Through-Flame Thermal Cameras Can Take the Heat
Does your process heating operation need a fast, noncontact, nondestructive way to gather both qualitative and quantitative information to prevent or minimize downtime? Of course it does, and that is why you should consider a through-flame thermal camera.
As Seen in Process Heating Magazine
When it comes to the industrial furnaces, heaters and boilers used in the chemical, petrochemical and utility industries, the actual operational designs are as varied as the many applications.

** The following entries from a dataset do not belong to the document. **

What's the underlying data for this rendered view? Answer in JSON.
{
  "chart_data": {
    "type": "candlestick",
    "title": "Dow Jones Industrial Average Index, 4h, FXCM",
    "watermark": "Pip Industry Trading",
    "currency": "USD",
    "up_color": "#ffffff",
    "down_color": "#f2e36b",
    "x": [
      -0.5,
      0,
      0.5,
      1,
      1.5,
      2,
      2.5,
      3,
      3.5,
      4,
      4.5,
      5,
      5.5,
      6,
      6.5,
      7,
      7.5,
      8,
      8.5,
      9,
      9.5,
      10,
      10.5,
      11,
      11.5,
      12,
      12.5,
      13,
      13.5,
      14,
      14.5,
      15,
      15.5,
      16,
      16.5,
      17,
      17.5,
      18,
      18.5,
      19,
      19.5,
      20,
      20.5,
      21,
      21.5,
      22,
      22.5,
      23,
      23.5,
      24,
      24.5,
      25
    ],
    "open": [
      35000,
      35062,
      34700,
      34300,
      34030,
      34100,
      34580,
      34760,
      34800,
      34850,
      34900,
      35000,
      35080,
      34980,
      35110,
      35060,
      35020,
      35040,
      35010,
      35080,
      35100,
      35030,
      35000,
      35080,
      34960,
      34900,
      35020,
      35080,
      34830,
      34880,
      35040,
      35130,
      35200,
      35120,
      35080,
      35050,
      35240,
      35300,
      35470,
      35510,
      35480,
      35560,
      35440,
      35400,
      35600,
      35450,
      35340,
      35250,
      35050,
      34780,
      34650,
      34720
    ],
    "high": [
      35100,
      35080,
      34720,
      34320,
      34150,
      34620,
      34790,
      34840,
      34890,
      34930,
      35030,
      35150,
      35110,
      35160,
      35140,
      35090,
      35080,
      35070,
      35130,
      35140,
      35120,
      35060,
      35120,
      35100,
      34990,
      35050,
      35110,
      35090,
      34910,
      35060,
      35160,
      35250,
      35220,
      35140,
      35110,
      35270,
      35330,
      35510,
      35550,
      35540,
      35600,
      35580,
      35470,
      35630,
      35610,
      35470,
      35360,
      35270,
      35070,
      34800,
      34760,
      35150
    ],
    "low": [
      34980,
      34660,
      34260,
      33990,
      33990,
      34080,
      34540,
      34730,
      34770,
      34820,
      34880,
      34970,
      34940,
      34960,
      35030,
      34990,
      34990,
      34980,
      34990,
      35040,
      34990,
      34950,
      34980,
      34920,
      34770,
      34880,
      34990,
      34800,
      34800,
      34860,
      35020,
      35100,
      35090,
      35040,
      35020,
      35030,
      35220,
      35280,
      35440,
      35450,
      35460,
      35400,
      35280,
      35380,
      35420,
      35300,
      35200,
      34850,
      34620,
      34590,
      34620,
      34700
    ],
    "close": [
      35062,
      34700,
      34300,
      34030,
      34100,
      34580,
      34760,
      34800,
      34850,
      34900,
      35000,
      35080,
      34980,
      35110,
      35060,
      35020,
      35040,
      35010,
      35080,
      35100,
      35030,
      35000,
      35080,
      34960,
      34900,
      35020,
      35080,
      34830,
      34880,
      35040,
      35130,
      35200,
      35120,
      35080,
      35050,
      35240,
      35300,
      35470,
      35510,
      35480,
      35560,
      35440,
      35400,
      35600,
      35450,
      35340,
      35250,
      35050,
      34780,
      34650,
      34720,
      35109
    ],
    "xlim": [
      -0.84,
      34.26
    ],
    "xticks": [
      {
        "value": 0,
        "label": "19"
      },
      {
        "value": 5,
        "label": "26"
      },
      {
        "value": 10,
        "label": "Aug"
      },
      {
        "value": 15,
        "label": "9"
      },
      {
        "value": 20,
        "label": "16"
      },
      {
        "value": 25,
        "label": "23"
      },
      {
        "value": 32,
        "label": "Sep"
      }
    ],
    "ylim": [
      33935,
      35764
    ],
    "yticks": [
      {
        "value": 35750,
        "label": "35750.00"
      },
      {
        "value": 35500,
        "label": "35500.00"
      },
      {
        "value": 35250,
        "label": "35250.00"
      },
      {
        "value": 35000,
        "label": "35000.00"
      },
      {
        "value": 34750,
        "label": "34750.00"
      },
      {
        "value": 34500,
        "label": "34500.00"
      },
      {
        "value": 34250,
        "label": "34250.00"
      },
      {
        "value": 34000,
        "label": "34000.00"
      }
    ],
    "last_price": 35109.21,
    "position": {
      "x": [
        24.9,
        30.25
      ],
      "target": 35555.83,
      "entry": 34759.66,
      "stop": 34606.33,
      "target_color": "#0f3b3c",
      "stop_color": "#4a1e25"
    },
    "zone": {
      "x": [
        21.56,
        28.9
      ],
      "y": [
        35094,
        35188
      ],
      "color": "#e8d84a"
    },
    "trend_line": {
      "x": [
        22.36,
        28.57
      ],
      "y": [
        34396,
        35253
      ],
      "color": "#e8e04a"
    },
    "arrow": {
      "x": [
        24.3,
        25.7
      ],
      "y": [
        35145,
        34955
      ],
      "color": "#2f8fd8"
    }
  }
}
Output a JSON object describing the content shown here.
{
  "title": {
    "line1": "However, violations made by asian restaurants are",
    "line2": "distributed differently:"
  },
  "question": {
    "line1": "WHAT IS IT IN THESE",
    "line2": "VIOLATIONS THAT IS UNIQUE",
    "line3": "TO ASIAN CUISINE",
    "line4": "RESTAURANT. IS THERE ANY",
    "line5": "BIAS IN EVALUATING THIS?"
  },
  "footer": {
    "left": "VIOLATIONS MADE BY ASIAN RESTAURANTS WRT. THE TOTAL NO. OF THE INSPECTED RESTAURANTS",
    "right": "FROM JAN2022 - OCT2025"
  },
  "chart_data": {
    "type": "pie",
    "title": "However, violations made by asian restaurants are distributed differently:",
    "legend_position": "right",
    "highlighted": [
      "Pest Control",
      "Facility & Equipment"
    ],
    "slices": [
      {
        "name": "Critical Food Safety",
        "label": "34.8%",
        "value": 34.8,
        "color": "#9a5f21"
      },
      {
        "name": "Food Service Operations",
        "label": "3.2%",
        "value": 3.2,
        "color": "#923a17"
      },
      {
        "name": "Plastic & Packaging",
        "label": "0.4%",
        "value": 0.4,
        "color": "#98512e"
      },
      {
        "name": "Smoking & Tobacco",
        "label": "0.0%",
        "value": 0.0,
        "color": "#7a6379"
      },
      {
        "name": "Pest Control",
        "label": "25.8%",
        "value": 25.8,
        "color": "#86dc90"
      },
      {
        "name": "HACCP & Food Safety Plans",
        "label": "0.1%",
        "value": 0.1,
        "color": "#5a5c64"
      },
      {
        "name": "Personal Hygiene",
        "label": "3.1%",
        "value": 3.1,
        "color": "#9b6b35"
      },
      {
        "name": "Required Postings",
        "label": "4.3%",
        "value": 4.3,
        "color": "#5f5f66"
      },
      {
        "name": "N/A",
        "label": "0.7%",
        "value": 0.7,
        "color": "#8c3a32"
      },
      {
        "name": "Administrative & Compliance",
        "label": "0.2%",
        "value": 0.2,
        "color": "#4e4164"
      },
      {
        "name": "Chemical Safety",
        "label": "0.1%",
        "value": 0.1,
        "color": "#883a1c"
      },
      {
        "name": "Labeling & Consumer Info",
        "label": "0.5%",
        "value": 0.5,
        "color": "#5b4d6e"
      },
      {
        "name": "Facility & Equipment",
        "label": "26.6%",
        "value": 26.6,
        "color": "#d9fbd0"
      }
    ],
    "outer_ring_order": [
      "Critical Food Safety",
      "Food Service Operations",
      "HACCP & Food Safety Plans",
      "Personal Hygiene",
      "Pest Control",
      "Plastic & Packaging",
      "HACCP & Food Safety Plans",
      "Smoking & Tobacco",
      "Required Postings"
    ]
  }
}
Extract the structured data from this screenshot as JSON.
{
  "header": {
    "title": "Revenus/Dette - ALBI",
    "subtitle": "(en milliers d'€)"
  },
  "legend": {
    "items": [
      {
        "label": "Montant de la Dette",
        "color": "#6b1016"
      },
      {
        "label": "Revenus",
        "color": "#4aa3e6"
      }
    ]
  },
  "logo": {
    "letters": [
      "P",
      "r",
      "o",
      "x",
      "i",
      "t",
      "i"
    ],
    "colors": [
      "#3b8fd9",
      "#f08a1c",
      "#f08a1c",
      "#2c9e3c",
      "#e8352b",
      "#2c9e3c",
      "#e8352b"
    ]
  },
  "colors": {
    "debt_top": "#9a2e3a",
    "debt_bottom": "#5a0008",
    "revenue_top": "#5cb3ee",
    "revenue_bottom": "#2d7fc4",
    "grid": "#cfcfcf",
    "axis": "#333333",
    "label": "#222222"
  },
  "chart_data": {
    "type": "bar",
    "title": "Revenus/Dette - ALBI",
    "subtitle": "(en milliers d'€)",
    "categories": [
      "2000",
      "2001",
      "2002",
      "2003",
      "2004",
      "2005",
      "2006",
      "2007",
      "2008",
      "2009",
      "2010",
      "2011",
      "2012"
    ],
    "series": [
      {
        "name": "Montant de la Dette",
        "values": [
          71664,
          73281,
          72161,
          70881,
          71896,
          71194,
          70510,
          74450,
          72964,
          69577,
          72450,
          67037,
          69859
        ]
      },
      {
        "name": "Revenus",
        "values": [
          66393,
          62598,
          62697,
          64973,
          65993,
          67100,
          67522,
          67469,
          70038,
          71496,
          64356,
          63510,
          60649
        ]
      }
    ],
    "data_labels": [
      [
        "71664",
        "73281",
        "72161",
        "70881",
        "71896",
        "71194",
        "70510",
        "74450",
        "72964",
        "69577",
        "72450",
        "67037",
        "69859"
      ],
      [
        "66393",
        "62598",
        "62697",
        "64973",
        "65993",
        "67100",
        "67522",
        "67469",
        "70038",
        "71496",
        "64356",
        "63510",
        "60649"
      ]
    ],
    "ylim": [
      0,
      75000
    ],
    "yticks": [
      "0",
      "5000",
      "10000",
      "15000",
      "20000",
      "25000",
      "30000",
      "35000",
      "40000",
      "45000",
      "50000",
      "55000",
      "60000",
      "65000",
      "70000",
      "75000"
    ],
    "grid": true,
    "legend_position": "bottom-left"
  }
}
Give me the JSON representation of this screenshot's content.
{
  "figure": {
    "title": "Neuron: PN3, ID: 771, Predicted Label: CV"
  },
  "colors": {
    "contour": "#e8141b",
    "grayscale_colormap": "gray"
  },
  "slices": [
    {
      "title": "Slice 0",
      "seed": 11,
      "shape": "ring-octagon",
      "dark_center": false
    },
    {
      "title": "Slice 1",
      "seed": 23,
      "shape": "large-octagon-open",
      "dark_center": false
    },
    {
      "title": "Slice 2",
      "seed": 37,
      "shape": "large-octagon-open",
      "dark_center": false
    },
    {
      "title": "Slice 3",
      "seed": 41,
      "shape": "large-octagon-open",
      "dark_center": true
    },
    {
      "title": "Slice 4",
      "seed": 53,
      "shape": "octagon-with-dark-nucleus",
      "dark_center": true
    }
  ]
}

Some plants have only two or three heaters while larger plants may have more than 50. Some heaters simply deliver the feed at a predetermined temperature to the next stage of the reaction process while others perform reactions on the feed while it travels through the tubes.
Whatever the application, accurate, cost-effective inspection of these process heaters, furnaces or fired heaters in action presents unique challenges. Ever more, industrial predictive maintenance (PdM) programs and external inspection companies turn to thermal cameras fitted with a spectral waveband filter designed specifically to see through flame, at temperatures from -40 to 1500°F (-40 to 816°C) and more.
Infrared Locates Coking, Provides Temperature Validation
Tube metal temperatures are particularly critical to distillation furnace operations. When operating a furnace close to the maximum allowable tube metal temperature, changes of less than 200°F (111°C) can dramatically reduce tube life on tubes rated for 100,000 hours to only a few hundred hours.
In distillation furnaces, a primary service consideration is the determination of carbon scale buildup, or coke formation. Areas with coke buildup preclude the product from uniformly absorbing the tube’s heat and can result in higher furnace firing rates. In some cases, overfiring can cause temperatures that exceed the tube metal design criteria, and this, coupled with pressure inside a plugged tube, may cause a rupture and leak.
Thermal imaging combined with visual images allows you to see conditions invisible to the naked eye yet place them in context in a visible world. A visual image of a ruptured tube (left); a visual image of tube through a viewing port (middle); and a hydrogen fire from a leaking tube that cannot be seen visually, causing impingement overheating on adjacent tubes (right) provides insights into the process equipment. The thermal image was taken with a long-wave thermal camera so the flame would be obvious.